In order to reduce the photonic noise on the images and to improve the signal to noise ratio of the defects, a method of sliding averaging is usually applied. This method sums few digital radiographs acquired at different positions assuming that the displacement of the object between the different radiographs is negligible. The problem of this method is that the number of radiographs that can be summed is very small and therefore the signal to noise ratio improvement is not enough. Most of the time with this method, no more than 6 radiographs can be summed, the signal to noise ratio is thus improved by 2.5.To overcome this limit, we developed a dedicated digital tomosynthesis processing of the radiographs.

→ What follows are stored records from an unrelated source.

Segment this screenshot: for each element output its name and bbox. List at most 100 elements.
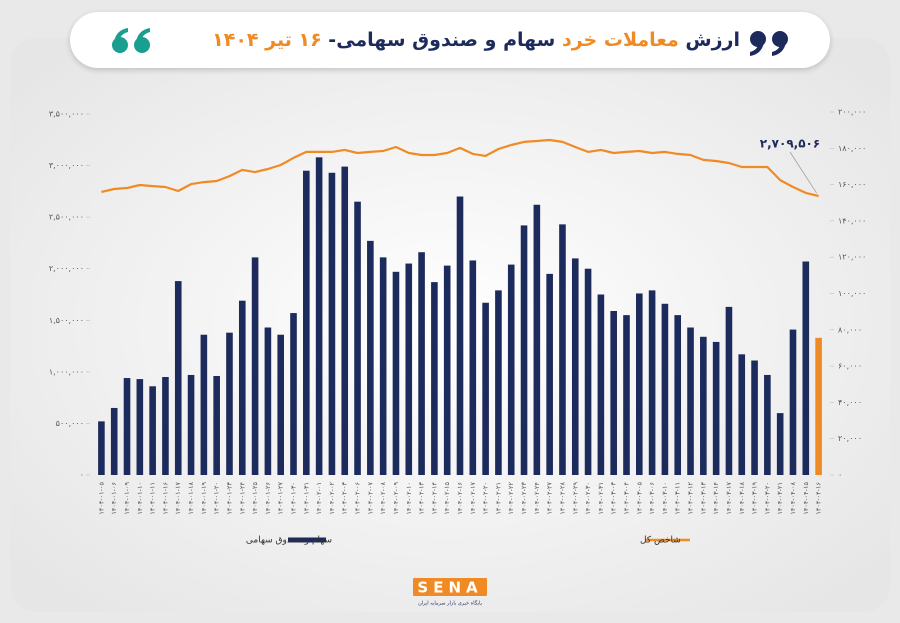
y2-tick-label: ۱۸۰,۰۰۰ [838,144,866,153]
x-tick-label: ۱۴۰۴-۰۱-۲۰ [213,482,221,515]
y2-tick-label: ۴۰,۰۰۰ [838,398,862,407]
annotation: ۲,۷۰۹,۵۰۶ [760,137,820,151]
x-tick-label: ۱۴۰۴-۰۳-۰۶ [648,482,656,515]
bar [213,375,220,475]
x-tick-label: ۱۴۰۴-۰۱-۳۱ [302,482,310,515]
x-tick-label: ۱۴۰۴-۰۱-۱۱ [149,482,157,515]
x-tick-label: ۱۴۰۴-۰۳-۱۸ [738,481,746,514]
y-tick-label: ۵۰۰,۰۰۰ [56,419,84,428]
bar [123,378,131,475]
x-tick-label: ۱۴۰۴-۰۲-۳۱ [597,482,605,515]
x-tick-label: ۱۴۰۴-۰۱-۰۶ [110,482,118,515]
y-tick-label: ۲,۵۰۰,۰۰۰ [49,213,84,222]
bar [789,329,797,475]
bar [738,354,746,475]
x-tick-label: ۱۴۰۴-۰۳-۲۰ [763,482,771,515]
legend-label: سهام و صندوق سهامی [246,536,332,546]
bar [815,337,822,475]
x-tick-label: ۱۴۰۴-۰۳-۰۴ [622,481,630,514]
bar [290,313,297,475]
bar [661,303,669,475]
y-tick-label: ۱,۰۰۰,۰۰۰ [49,367,84,376]
bar [712,341,720,475]
x-tick-label: ۱۴۰۴-۰۱-۱۹ [200,481,208,514]
chart-title: ارزش معاملات خرد سهام و صندوق سهامی- ۱۶ … [212,12,740,68]
y2-tick-label: ۸۰,۰۰۰ [838,325,862,334]
bar [623,315,630,475]
y2-tick-label: ۱۲۰,۰۰۰ [838,253,866,262]
x-tick-label: ۱۴۰۴-۰۱-۰۵ [97,481,105,514]
x-tick-label: ۱۴۰۴-۰۱-۱۰ [136,482,144,515]
bar [802,261,810,475]
x-tick-label: ۱۴۰۴-۰۲-۳۰ [584,482,592,515]
x-tick-label: ۱۴۰۴-۰۲-۲۹ [571,481,579,514]
y2-tick-label: ۲۰۰,۰۰۰ [838,108,866,117]
x-tick-label: ۱۴۰۴-۰۳-۲۱ [776,482,784,515]
bar [507,264,515,475]
quote-icons [112,28,788,56]
x-tick-label: ۱۴۰۴-۰۲-۰۲ [328,481,336,514]
bar [379,257,387,475]
bar [482,302,489,475]
x-tick-label: ۱۴۰۴-۰۱-۲۷ [277,481,285,514]
bar [610,311,617,475]
logo-subtitle: پایگاه خبری بازار سرمایه ایران [418,600,482,607]
bar [392,271,400,475]
bar [431,282,438,475]
title-part: ارزش [685,29,740,51]
x-tick-label: ۱۴۰۴-۰۱-۱۶ [161,482,169,515]
x-tick-label: ۱۴۰۴-۰۱-۲۳ [225,481,233,514]
bar [187,374,195,475]
bar [251,257,259,475]
x-tick-label: ۱۴۰۴-۰۲-۱۷ [469,481,477,514]
x-tick-label: ۱۴۰۴-۰۲-۰۷ [366,481,374,514]
x-tick-label: ۱۴۰۴-۰۱-۱۷ [174,481,182,514]
x-tick-label: ۱۴۰۴-۰۳-۱۷ [725,481,733,514]
y2-tick-label: ۶۰,۰۰۰ [838,362,862,371]
x-tick-label: ۱۴۰۴-۰۲-۰۹ [392,481,400,514]
bar [533,204,541,475]
bar [98,421,105,475]
bar [776,413,784,475]
y2-tick-label: ۲۰,۰۰۰ [838,434,862,443]
y-tick-label: ۰ [80,471,84,480]
annotation-leader [789,151,817,194]
bar [546,273,553,475]
x-tick-label: ۱۴۰۴-۰۲-۲۸ [558,481,566,514]
title-part: معاملات خرد [561,29,686,51]
x-tick-label: ۱۴۰۴-۰۱-۲۵ [251,481,259,514]
bar [341,166,349,476]
x-tick-label: ۱۴۰۴-۰۳-۱۹ [751,481,759,514]
y2-tick-label: ۱۰۰,۰۰۰ [838,289,866,298]
y-tick-label: ۳,۰۰۰,۰۰۰ [49,161,84,170]
x-tick-label: ۱۴۰۴-۰۲-۰۶ [354,482,362,515]
bar [597,294,605,475]
bar [571,258,579,475]
logo-box [413,578,487,596]
title-part: ۱۶ تیر ۱۴۰۴ [212,29,322,51]
x-tick-label: ۱۴۰۴-۰۲-۰۸ [379,481,387,514]
bar [149,386,156,475]
bar [354,201,361,475]
bar [174,281,182,475]
bar [226,332,233,475]
bar [303,170,310,475]
x-tick-label: ۱۴۰۴-۰۱-۲۴ [238,481,246,514]
bar [764,374,771,475]
title-part: سهام و صندوق سهامی- [321,29,562,51]
x-tick-label: ۱۴۰۴-۰۳-۰۳ [610,481,618,514]
bar [277,334,285,475]
y-tick-label: ۳,۵۰۰,۰۰۰ [49,110,84,119]
x-tick-label: ۱۴۰۴-۰۳-۰۵ [635,481,643,514]
bar [443,265,451,475]
x-tick-label: ۱۴۰۴-۰۳-۱۴ [712,481,720,514]
x-tick-label: ۱۴۰۴-۰۲-۲۷ [546,481,554,514]
bar [418,252,425,475]
close-quote [750,31,788,56]
x-tick-label: ۱۴۰۴-۰۲-۲۰ [482,482,490,515]
bar [405,263,413,475]
x-tick-label: ۱۴۰۴-۰۲-۲۴ [533,481,541,514]
bar [328,172,336,475]
x-tick-label: ۱۴۰۴-۰۱-۳۰ [290,482,298,515]
x-tick-label: ۱۴۰۴-۰۴-۱۶ [815,482,823,515]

First we recall briefly the principle and the limits of the tomosynthesis which combine a large number of radiograph in order to increase the signal to noise ratio of the defects. The number of radiographs that can be combined is usually larger than 100. The possible signal to noise ratio improvement is a little smaller than the square root of the number of projection, because the attenuation of the X-ray is not the same in each direction. We show that there is an optimum number of projection for a given acquisition geometry.

Second we present our experimental setup and the results obtained on a set of data acquired on a solid rocket motor phantom of 3 metres in diameter with a 15 MeV linear accelerator source and a high energy digital radiographic system based on a Gd₂O₂S: Tb converter screen and a high sensitivity silicon target intensified camera. The method has been implemented on a work- station. A specific geometric calibration procedure has been developed. On tomosynthesis images, we clearly showed an improvement of the defect detectability and of the signal to noise ratio. On 1.5 mm delamination the signal to noise ratio is improved from 1.5 for the radiograph to 8 for the tomosynthesis image. Holes of 16 mm in diameter not detected on the radiographs or on the sliding averaging images are clearly seen on the tomosynthesis image.

Finally we examine the potential new application for this technique to other industrial fields such as the welding monitoring. We will also examine the possibility to develop a dedicated hardware which would perform the tomosynthesis processing in real time.